Un capitolo sul conterraneo Baudrillard non poteva mancare. Ho già avuto modo di parlarvi di quanto scritto (stavo scrivendo “sbrodolato” forse per assonanza con il cognome) da Baudrillard sulla corsa nel suo “America” (Correre: odio o amore. Due mezze recensioni). La critica fondamentale di Le Blanc è che Baudrillard si è posto di fronte a questa marea di joggers o runners come di fronte a uno spettacolo, non ha minimamente ipotizzato di poter verificare di cosa si trattasse, di immedesimarsi. Ha solo visto un suicidio rituale di massa.

Non mancano capitoli dedicati a racconti o romanzi sulla corsa, come per esempio “La solitudine del maratoneta” di Sillitoe.

Tutto francese il capitolo socio-politico su Sarkozy che ha fatto della corsa un suo tratto distintivo rispetto ai suoi predecessori.
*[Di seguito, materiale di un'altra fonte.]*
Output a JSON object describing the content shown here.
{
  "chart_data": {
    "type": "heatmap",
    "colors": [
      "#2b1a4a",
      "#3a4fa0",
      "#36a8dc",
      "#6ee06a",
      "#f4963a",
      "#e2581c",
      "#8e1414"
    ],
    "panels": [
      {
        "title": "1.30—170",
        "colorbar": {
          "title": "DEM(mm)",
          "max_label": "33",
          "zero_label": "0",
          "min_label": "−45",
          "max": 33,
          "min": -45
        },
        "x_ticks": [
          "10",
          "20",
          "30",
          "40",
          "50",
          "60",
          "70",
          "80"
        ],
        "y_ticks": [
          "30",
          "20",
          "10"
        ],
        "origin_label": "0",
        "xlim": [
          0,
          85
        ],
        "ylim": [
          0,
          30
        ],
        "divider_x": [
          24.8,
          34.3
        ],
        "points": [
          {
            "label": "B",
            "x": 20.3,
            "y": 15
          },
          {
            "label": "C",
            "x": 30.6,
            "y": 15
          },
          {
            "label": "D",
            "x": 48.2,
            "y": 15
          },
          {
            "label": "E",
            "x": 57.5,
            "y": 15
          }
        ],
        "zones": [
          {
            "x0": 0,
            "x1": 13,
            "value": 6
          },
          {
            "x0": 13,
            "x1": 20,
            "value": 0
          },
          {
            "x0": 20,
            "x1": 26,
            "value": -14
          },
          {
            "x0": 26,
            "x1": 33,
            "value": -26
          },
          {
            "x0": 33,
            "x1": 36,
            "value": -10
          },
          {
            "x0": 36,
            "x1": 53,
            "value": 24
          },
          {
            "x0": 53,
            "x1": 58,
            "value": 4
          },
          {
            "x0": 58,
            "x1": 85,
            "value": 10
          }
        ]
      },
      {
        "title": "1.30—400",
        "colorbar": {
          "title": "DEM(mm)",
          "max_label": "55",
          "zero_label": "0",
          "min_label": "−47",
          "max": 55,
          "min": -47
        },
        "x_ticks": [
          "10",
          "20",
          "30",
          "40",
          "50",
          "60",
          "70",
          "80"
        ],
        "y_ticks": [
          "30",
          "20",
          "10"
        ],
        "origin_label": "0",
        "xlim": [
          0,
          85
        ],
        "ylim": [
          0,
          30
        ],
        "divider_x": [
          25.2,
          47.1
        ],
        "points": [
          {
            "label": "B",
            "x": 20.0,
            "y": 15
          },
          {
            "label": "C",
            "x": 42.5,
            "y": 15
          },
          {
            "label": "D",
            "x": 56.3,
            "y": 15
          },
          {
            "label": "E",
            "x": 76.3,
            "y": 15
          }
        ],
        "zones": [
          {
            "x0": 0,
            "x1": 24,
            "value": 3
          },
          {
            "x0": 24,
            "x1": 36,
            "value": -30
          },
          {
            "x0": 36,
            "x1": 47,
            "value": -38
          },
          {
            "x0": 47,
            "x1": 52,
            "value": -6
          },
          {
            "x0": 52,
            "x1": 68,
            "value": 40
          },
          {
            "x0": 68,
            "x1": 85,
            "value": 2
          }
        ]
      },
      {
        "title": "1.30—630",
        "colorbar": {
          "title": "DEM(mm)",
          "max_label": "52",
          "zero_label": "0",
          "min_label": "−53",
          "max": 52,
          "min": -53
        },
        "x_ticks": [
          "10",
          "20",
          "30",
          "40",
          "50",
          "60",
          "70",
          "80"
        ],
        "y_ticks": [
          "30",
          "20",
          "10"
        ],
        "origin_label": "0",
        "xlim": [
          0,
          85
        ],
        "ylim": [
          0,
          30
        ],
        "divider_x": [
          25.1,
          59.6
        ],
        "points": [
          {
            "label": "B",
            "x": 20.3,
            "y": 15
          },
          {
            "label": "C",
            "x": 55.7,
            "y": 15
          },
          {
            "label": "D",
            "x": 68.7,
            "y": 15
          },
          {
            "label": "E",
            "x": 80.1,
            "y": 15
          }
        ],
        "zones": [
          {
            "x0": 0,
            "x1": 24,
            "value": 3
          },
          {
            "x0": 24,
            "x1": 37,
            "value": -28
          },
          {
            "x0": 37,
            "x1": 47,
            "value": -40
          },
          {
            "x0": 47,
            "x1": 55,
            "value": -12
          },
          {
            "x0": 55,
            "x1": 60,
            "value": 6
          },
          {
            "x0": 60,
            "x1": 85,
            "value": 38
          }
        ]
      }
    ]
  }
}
In questo caso l’autore riflette sullo sdoppiamento del corpo ‘istituzionale’ e quello ‘privato’ dell’ex-presidente francese.


In breve: non si tratta di un libro imperdibile ma siccome dubito venga mai tradotto in italiano, mi sono soffermato con una certa attenzione, quasi traducendole, su certe parti che ho ritenuto di interesse.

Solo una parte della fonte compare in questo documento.